Changes a-brewing

Southwold brewer Adnams is proud of its past but has just invested £10m in its future, including a state-of-the-art brewhouse. A plc with strong family input, it has its own way of doing things, from a quietly profitable green strategy to a new product it hopes will reach the parts other real ales don't. Andrew Saunders reports.

They like to do things differently at Adnams. That much is plain as soon as you arrive at its picturesque Southwold, Suffolk, base, where the mellow yellow brick of the famous brewery contrasts with the white-painted wood of the landlocked lighthouse - and the slow, grey rollers of the North Sea break on the shore of the bay a hundred metres away.

There is no shiny office block, no towering atrium and, best of all, no surly security staff. Just a modest reception area and a ready smile and cheery hello. It's refreshingly straightforward and makes a wonderful first impression. This, one immediately feels, is a place where people rather than processes predominate.

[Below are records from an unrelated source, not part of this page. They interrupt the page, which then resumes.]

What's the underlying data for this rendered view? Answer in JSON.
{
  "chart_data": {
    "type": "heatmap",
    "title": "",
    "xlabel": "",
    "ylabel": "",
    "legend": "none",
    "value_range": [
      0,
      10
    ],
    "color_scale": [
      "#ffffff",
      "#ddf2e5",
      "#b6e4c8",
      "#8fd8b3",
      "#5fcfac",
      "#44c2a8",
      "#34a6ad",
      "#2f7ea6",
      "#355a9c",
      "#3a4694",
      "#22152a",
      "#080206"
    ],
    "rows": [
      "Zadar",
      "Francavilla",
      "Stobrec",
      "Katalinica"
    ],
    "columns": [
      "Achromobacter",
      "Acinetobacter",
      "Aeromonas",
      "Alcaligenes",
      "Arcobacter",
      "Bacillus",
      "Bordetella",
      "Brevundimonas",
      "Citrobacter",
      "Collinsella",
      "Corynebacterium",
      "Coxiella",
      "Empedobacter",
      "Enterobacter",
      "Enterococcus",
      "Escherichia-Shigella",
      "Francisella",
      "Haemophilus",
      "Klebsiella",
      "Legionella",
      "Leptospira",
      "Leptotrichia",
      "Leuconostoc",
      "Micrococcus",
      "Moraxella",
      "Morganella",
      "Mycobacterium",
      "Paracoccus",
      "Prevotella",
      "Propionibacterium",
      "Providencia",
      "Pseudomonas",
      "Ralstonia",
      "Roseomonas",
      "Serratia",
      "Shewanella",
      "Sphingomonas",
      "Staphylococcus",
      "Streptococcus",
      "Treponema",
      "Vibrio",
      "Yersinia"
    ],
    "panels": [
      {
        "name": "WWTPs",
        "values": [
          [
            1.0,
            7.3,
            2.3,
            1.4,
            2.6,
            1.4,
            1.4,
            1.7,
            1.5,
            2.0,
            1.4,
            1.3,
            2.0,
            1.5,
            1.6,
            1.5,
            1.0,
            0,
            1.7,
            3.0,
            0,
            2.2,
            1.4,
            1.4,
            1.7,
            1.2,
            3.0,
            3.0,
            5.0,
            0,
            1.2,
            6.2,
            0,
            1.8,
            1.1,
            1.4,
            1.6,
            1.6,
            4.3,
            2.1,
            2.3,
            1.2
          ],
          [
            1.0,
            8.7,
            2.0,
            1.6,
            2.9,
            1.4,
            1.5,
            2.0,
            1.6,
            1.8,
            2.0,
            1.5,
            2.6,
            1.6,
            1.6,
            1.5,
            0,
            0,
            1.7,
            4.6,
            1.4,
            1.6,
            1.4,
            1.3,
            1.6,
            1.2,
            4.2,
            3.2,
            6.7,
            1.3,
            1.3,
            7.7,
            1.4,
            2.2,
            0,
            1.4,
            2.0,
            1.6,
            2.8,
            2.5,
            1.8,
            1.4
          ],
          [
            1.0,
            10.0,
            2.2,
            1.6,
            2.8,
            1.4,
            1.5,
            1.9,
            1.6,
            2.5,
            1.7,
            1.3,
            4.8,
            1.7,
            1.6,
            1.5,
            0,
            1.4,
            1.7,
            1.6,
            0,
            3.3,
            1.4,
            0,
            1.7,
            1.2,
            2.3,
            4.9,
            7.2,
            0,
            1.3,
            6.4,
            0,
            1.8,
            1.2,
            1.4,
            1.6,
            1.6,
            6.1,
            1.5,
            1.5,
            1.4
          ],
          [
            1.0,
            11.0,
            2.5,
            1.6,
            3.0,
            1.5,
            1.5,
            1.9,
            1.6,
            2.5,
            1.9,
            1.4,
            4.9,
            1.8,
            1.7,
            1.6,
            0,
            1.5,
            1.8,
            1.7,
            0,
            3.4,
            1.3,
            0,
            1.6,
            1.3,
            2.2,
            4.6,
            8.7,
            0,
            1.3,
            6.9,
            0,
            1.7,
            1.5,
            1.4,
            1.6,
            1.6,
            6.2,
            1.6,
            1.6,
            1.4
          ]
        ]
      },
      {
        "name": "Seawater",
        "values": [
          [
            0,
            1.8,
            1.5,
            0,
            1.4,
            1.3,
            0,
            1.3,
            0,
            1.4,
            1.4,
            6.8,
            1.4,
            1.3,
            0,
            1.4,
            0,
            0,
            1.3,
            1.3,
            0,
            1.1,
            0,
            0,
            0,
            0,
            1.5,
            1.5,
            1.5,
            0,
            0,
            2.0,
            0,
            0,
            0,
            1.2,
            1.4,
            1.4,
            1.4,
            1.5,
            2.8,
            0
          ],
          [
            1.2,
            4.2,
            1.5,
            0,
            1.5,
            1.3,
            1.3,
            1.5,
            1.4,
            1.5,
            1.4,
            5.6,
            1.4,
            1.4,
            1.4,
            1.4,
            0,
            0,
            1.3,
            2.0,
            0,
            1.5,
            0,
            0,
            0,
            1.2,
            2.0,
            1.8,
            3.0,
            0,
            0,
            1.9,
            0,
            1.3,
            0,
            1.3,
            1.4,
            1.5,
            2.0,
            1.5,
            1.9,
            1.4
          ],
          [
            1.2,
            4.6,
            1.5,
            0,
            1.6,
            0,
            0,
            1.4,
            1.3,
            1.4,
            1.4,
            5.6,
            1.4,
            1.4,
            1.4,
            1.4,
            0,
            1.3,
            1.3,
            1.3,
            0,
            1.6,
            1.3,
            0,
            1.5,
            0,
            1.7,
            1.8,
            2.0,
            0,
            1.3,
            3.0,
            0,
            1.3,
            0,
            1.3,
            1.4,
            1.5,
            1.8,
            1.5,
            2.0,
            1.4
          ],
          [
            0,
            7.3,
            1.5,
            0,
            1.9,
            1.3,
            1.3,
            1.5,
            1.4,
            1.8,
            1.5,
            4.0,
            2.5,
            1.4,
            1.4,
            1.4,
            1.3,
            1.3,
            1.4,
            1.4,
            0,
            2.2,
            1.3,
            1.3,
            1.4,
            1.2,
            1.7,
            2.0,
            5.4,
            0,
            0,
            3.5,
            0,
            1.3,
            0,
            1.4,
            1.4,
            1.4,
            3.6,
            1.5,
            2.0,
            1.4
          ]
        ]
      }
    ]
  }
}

Chairman Jonathan Adnams is equally far from the corporate archetype. In jeans and puffa waistcoat, he's dressed for the outdoors, not the boardroom; lean and weatherbeaten, he looks every inch the keen sailor that he is. Until quite recently he was a member of the local lifeboat crew, and when the maroon went up, he had to answer the call. Unpredictable departures from even the most important meetings were not unknown; visitors abandoned in this way must have felt nonplussed.